Diabetes reduces blood flow to your feet, slowing healing of blisters and sores. And nerve damage can prevent you from feeling pain related to these conditions. You may not realize you need treatment until you have a serious wound.

Your doctor will check your feet at each visit and do a thorough foot exam at least once per year. Catching and treating foot sores early can prevent more serious problems, including infections and amputations.

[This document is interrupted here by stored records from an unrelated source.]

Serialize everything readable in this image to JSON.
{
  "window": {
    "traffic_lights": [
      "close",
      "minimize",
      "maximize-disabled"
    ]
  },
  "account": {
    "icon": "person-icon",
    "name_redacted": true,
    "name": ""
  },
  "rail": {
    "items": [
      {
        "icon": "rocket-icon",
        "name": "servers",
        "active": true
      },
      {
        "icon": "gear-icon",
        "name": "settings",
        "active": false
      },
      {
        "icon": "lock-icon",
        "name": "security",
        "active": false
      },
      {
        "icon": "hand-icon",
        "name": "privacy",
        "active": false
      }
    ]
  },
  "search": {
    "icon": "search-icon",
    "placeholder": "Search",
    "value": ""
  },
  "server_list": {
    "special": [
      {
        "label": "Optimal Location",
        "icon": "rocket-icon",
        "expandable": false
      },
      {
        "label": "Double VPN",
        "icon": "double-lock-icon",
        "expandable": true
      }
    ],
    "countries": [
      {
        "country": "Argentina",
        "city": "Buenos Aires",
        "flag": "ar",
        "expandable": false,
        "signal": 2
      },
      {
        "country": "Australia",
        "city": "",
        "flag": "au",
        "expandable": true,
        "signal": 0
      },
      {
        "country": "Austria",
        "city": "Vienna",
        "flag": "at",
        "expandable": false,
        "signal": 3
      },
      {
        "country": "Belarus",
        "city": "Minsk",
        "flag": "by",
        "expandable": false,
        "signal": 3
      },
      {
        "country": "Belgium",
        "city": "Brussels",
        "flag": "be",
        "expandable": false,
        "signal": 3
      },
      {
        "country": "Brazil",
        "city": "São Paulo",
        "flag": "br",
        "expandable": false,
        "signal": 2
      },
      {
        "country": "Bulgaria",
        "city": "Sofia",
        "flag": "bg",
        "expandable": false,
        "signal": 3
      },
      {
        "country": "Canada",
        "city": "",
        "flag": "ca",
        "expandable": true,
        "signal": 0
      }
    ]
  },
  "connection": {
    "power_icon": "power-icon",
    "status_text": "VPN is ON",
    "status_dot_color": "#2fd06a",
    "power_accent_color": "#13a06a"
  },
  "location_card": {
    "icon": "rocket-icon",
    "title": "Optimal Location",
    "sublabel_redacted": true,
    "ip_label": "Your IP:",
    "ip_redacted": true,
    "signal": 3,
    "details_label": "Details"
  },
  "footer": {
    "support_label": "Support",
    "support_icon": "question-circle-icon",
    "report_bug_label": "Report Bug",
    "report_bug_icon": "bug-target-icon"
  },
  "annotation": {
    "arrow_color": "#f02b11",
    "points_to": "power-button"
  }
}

8. Your Need for Emergency Care

Some diabetes complications develop slowly over years. But others can quickly become life-threatening emergencies. This includes extremely high blood glucose and ketoacidosis, a condition that occurs when your body runs out of glucose and begins burning fat for energy. Visiting the emergency room for a diabetes-related condition tells your doctor that your blood glucose levels aren’t under control.

Work Together

It is much easier and cheaper to control your blood glucose and other medical conditions than to treat diabetes complications. But you’re not alone. Controlling diabetes is really a partnership between you and your doctor. You both have a responsibility to track the important numbers and look for other signs and symptoms of problems before they get out of control. 

Key Takeaways

  • Your doctor will work with you to create a diabetes treatment plan and will monitor your progress. The goal is to control your blood glucose and lower your risk of serious health problems.
  • You will measure your blood glucose levels at home, and your doctor will also perform a blood test called hemoglobin A1c at least twice a year. This test gives a big-picture view of your blood glucose levels over a period of 2-3 months. 
  • Other things your doctor will check include your blood pressure, cholesterol, weight, kidney function, and the condition of your feet.